Legislative Assembly for the ACT: 2003 Week 6 Hansard (18 June) . . Page.. 1982 ..
Like the clubs, who do an excellent job in supporting community activities and charities and sponsoring sport, the little taverns and the pubs also do an excellent job. They are not afraid to pay even a greater tax rate on poker machines than what applies to clubs. They have no problems there. They contribute and have always contributed to our local community and obviously want to continue to do so. But I do not think artificial things should be put in their way.
We have a very artificial situation where currently most pubs and taverns are entitled only to non-existent machines and only six are entitled to the half reasonable class B machines. It is only fair that these businesses, most of which are small businesses, be entitled to operate current gaming machines within the limits stipulated by the legislation, which has been in force for some 19 years.
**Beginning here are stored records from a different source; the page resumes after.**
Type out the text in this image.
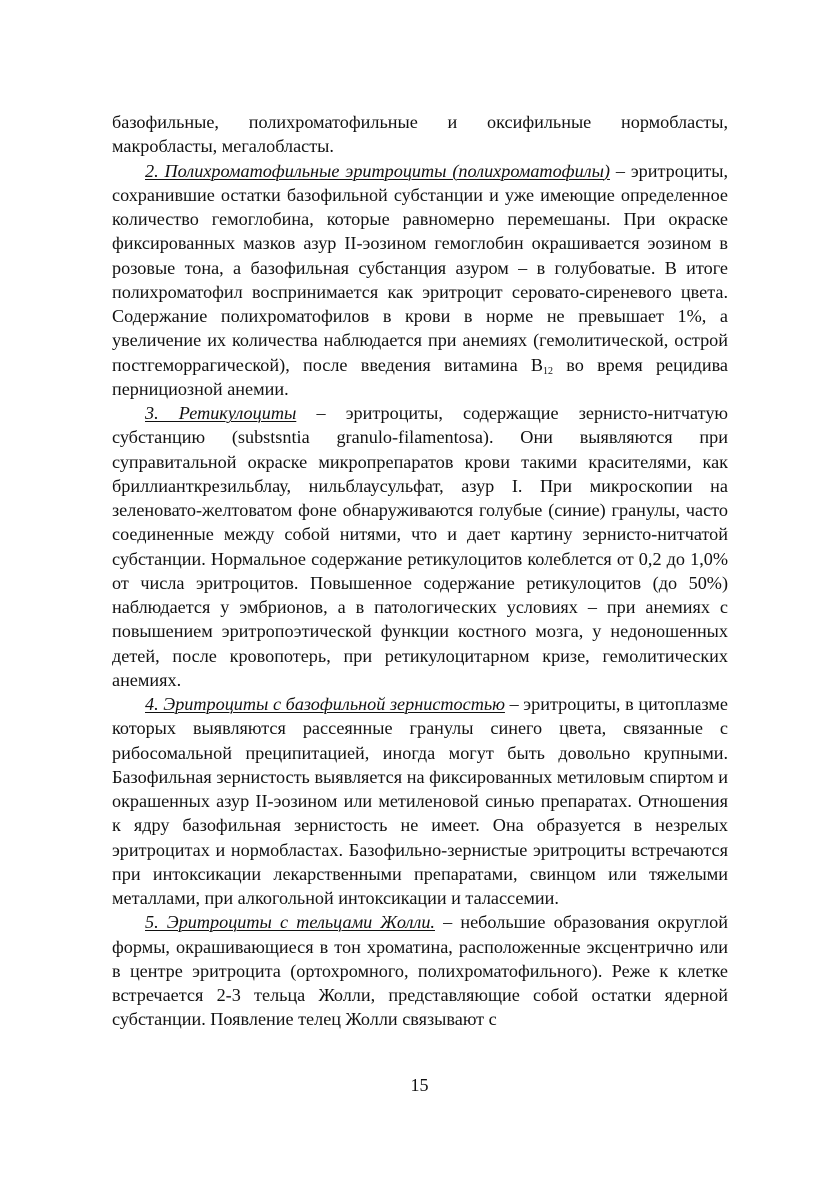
базофильные, полихроматофильные и оксифильные нормобласты, макробласты, мегалобласты.

2. Полихроматофильные эритроциты (полихроматофилы) – эритроциты, сохранившие остатки базофильной субстанции и уже имеющие определенное количество гемоглобина, которые равномерно перемешаны. При окраске фиксированных мазков азур II-эозином гемоглобин окрашивается эозином в розовые тона, а базофильная субстанция азуром – в голубоватые. В итоге полихроматофил воспринимается как эритроцит серовато-сиреневого цвета. Содержание полихроматофилов в крови в норме не превышает 1%, а увеличение их количества наблюдается при анемиях (гемолитической, острой постгеморрагической), после введения витамина $B_{12}$ во время рецидива пернициозной анемии.

3. Ретикулоциты – эритроциты, содержащие зернисто-нитчатую субстанцию (substsntia granulo-filamentosa). Они выявляются при суправитальной окраске микропрепаратов крови такими красителями, как бриллианткрезильблау, нильблаусульфат, азур I. При микроскопии на зеленовато-желтоватом фоне обнаруживаются голубые (синие) гранулы, часто соединенные между собой нитями, что и дает картину зернисто-нитчатой субстанции. Нормальное содержание ретикулоцитов колеблется от 0,2 до 1,0% от числа эритроцитов. Повышенное содержание ретикулоцитов (до 50%) наблюдается у эмбрионов, а в патологических условиях – при анемиях с повышением эритропоэтической функции костного мозга, у недоношенных детей, после кровопотерь, при ретикулоцитарном кризе, гемолитических анемиях.

4. Эритроциты с базофильной зернистостью – эритроциты, в цитоплазме которых выявляются рассеянные гранулы синего цвета, связанные с рибосомальной преципитацией, иногда могут быть довольно крупными. Базофильная зернистость выявляется на фиксированных метиловым спиртом и окрашенных азур II-эозином или метиленовой синью препаратах. Отношения к ядру базофильная зернистость не имеет. Она образуется в незрелых эритроцитах и нормобластах. Базофильно-зернистые эритроциты встречаются при интоксикации лекарственными препаратами, свинцом или тяжелыми металлами, при алкогольной интоксикации и талассемии.

5. Эритроциты с тельцами Жолли. – небольшие образования округлой формы, окрашивающиеся в тон хроматина, расположенные эксцентрично или в центре эритроцита (ортохромного, полихроматофильного). Реже к клетке встречается 2-3 тельца Жолли, представляющие собой остатки ядерной субстанции. Появление телец Жолли связывают с

15
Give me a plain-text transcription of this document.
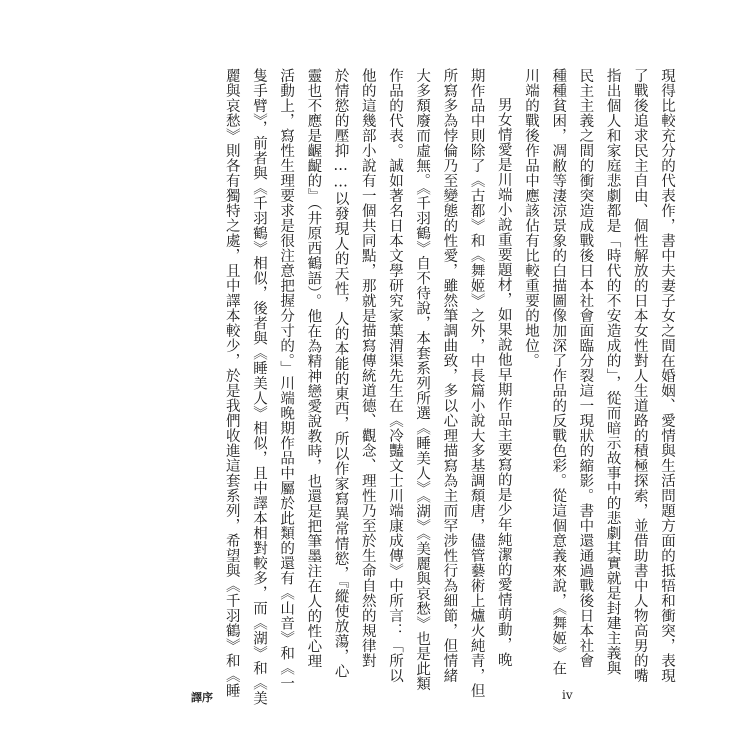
現得比較充分的代表作，書中夫妻子女之間在婚姻、愛情與生活問題方面的抵牾和衝突，表現
了戰後追求民主自由、個性解放的日本女性對人生道路的積極探索，並借助書中人物高男的嘴
指出個人和家庭悲劇都是「時代的不安造成的」，從而暗示故事中的悲劇其實就是封建主義與
民主主義之間的衝突造成戰後日本社會面臨分裂這一現狀的縮影。書中還通過戰後日本社會
種種貧困，凋敝等淒涼景象的白描圖像加深了作品的反戰色彩。從這個意義來說，《舞姬》在
川端的戰後作品中應該佔有比較重要的地位。
男女情愛是川端小說重要題材，如果說他早期作品主要寫的是少年純潔的愛情萌動，晚
期作品中則除了《古都》和《舞姬》之外，中長篇小說大多基調頹唐，儘管藝術上爐火純青，但
所寫多為悖倫乃至變態的性愛，雖然筆調曲致，多以心理描寫為主而罕涉性行為細節，但情緒
大多頹廢而虛無。《千羽鶴》自不待說，本套系列所選《睡美人》《湖》《美麗與哀愁》也是此類
作品的代表。誠如著名日本文學研究家葉渭渠先生在《冷豔文士川端康成傳》中所言：「所以
他的這幾部小說有一個共同點，那就是描寫傳統道德、觀念、理性乃至於生命自然的規律對
於情慾的壓抑……以發現人的天性，人的本能的東西，所以作家寫異常情慾，『縱使放蕩，心
靈也不應是齷齪的』（井原西鶴語）。他在為精神戀愛說教時，也還是把筆墨注在人的性心理
活動上，寫性生理要求是很注意把握分寸的。」川端晚期作品中屬於此類的還有《山音》和《一
隻手臂》，前者與《千羽鶴》相似，後者與《睡美人》相似，且中譯本相對較多，而《湖》和《美
麗與哀愁》則各有獨特之處，且中譯本較少，於是我們收進這套系列，希望與《千羽鶴》和《睡
譯序	iv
Fairness demands that a bill such as this be supported by the Assembly. I commend the bill to the house.
Debate (on motion by Mr Quinlan ) adjourned to the next sitting.
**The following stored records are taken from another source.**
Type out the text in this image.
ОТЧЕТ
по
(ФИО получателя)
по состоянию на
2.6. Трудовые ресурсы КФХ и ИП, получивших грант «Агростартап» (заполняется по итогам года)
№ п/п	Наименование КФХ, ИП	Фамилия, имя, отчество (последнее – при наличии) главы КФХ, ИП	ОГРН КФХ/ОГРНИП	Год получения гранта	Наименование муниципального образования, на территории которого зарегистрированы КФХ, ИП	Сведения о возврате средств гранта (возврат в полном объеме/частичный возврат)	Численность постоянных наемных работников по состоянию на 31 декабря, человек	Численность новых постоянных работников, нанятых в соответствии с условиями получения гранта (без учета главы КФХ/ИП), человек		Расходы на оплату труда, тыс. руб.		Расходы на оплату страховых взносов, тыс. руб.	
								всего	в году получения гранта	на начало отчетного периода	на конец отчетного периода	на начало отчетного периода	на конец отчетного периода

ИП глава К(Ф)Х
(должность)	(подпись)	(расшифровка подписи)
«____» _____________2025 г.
Gaming Machine (Appropriate Premises) Amendment Bill 2003
Ms Tucker,pursuant to notice, presented the bill and its explanatory statement.
Title read by acting clerk.
MS TUCKER(10.53): I move:
That this bill be agreed to in principle.
Mr Speaker, this bill would fill a gap in the powers of the Gambling and Racing Commission to refuse to issue a licence for gaming machines to a club. The gap is the power to consider the social effect of a club introducing gaming machines to a particular premises. Specifically, this amendment would provide that the commission may not issue the licence unless the installation and use on the premises of gaming machines are not likely to affect adversely the nature or character of the premises or the general use of the premises or enjoyment of persons using the premises.
This restriction already applies in relation to applications to put gaming machines in premises where there is an on licence or a general licence, but it does not currently apply to applications for clubs. Under the current legislation, for applications for gaming machines in clubs, the commission must:
consider whether the size and layout are suitable-section 14A (c) and section 41, which also apply to the other categories of licensed premises;
assess that the club is an eligible club-section 14A (a);
check probity requirements for management at sections 14 and 15A;
be satisfied that, at an appropriate ballot, the majority of voting members agree to the proposal for new or extra gaming machines at the club premises.